Signed: Sōmi Utamaro ga; Publisher’s logo (Tsutaya Jūsaburō); censor’s seal: kiwame; ōban, 37.2 x 24.0 cm; nishiki-e with shōmenzuri (on mirror) and white mica ground (shirokira)

From “Ten Types of Female Physiognomy” Surprised, a young woman is viewing her blackened teeth in a mirror; they were a sign of a married woman in feudal Japan. Utamaro designed ten half portraits in this series showing women with different physiognomic characteristics. They were some of Utamaro’s first half portraits and some of the earliest woodblock prints with a mica ground. Between 1801 and 1804 he created a second series with a similar title, but without the artistic quality of these early prints.

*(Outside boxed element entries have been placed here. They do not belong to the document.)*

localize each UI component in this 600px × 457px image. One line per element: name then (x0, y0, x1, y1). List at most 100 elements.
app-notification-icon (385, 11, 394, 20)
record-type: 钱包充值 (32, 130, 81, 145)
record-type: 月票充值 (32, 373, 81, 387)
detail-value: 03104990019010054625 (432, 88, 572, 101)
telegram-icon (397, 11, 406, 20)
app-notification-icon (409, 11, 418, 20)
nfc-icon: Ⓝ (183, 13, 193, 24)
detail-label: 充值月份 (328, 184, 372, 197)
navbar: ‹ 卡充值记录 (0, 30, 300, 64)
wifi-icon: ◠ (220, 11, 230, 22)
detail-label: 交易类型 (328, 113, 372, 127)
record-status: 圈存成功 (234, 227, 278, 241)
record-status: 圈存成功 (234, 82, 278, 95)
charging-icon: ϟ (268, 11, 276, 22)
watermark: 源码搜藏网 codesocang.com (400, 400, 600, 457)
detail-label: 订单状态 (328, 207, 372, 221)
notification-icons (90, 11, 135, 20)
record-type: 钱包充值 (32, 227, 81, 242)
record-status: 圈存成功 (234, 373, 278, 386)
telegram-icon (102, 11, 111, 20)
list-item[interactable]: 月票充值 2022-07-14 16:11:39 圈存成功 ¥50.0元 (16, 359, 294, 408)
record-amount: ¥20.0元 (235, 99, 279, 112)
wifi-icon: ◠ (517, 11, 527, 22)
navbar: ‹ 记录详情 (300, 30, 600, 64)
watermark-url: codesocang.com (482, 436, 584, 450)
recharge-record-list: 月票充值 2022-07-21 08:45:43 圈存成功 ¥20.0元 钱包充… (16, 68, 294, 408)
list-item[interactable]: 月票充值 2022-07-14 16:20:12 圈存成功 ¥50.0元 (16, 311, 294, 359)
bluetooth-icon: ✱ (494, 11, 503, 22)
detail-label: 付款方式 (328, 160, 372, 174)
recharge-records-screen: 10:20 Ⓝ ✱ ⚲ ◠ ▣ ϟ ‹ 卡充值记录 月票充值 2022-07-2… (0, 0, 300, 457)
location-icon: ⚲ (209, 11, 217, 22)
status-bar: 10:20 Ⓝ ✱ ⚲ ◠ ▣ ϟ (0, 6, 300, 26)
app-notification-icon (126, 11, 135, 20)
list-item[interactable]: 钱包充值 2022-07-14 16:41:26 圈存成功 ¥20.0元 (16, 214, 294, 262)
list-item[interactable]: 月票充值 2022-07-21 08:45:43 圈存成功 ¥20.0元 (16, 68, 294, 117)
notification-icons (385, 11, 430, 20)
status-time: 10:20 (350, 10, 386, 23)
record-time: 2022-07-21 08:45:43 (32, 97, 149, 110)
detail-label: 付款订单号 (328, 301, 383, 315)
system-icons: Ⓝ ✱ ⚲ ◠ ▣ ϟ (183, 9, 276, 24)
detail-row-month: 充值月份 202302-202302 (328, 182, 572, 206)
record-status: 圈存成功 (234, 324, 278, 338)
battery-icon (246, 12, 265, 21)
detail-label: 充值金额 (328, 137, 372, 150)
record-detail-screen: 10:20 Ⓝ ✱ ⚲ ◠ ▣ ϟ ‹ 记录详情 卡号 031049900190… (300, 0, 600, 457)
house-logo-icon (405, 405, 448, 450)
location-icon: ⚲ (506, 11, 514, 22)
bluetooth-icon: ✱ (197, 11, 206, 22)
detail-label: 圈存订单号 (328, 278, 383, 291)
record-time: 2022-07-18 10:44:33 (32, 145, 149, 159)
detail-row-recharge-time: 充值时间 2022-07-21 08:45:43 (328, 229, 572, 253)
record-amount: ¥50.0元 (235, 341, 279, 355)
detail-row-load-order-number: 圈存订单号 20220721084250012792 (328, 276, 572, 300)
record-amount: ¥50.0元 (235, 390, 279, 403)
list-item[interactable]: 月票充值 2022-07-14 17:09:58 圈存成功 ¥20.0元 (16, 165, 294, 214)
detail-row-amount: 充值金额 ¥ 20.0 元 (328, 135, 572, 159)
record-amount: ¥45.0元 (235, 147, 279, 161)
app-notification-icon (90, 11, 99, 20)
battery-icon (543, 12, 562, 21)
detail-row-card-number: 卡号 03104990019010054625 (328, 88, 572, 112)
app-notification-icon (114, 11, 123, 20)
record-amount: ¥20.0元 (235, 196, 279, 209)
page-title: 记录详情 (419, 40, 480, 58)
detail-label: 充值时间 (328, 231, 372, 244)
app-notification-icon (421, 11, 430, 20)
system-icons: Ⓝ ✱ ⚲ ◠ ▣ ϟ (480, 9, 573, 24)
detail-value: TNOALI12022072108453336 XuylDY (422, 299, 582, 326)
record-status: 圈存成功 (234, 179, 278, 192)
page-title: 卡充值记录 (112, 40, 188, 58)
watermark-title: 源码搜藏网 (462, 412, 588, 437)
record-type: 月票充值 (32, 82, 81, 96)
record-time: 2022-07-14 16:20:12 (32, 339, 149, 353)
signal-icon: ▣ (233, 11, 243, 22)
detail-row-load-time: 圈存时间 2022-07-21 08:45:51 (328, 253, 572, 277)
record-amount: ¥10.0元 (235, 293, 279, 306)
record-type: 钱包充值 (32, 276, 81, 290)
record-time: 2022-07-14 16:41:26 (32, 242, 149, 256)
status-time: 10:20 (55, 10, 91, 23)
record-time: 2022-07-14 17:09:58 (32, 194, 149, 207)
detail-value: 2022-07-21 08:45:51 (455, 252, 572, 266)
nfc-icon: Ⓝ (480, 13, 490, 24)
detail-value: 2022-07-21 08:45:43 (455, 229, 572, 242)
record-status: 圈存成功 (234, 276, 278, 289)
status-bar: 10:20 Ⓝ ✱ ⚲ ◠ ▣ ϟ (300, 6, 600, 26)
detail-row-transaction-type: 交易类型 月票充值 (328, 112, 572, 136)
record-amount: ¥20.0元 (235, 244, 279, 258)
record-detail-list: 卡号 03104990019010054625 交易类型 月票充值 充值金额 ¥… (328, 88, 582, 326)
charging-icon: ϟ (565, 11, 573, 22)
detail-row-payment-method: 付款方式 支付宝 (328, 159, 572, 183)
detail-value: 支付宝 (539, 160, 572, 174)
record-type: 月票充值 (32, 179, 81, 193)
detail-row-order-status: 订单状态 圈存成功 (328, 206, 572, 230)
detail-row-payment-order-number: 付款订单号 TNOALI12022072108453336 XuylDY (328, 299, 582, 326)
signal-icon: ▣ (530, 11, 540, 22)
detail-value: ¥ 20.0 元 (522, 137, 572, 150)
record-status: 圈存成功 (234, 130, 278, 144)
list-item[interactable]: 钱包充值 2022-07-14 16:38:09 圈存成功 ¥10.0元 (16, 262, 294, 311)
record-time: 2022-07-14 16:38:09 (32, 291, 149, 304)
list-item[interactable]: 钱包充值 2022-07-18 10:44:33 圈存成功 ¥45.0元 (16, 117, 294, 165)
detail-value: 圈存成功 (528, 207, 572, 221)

Tadamasa Hayashi; Georg Oeder, Düsseldorf (1944), F. Tikotin, La Tour de Peilz (March 1964)
Riese Collection #65

It was widely believed in the Edo period that a person’s character, affections, and fortune could be determined by an examination of their facial structures, expressions, and gestures. People who pursued this form of psychology and practiced it professionally were known as ninsōmi, or “physiognomists”. With their neat tables and large magnifying glass they were a common sight in urban areas.

Early in the 1790s, as early as 1791 or 1792 if we accept the date the Japanese usually give to the set, Utamaro, then best known for his poetry albums The Silver World, the Insect Book, the Shell Book decided that just as there was more to print design than the sweeping lines and balanced compositions of an artist like Kiyonaga, there was more to women than kimono patterns and a pretty face. Just what this was he was determined to express. Instead of courtesans he decided to portray ordinary women in their daily life, and the title of the series could well be translated as “Ten Physiognomic Studies of Married Women”. By calling himself a physiognomist, Utamaro meant to call attention to the fact that he was portraying personalities, not simply beauties, and on the first prints of the set he named the type of woman he was attempting to portray. As we look at the print we are struck by the similarity of the facial types, but to Utamaro physiognomy was not limited to facial structure as it was to European students of Lavater in the same period. To Utamaro it was the gesture, the pose, the revealing pastime, that revealed, finally, a mood, which conveyed a personality more vividly than words could.

In this picture the woman has just applied blackening to her teeth, and is looking at them to see if it is even, in a mirror. Blackening, onohaguro, was a fluid made by oxidizing iron in vinegar. In the Edo period it was used cosmetically, but only by married women. According to one miscellany of the time this was because black was the colour of permanence and showed that the love between husband and wife would not change. Since blackening was a liquid, it was usually applied over a basin, and the woman in the picture is kneeling/leaning forward, and supporting herself with her left hand on the floor beside the basin while she holds the mirror up to her view with the right.
This print, which is quietly justly considered one of Utamaro’s masterpieces, is printed with great delicacy. The kimono seems intentionally mottled as though the girl may have recently come from the bath, and there is a faint rose flush around her eyes. She does indeed seem “loveable”.

Reproduced in: Ingelheim catalogue, no. 58.
Riese, Asiatische Studien, 1972, p. 95, no. 18.
Ukiyo-e Taipei, Vol. 5, no. 18 (colour).
Other impressions have been reproduced too frequently to describe.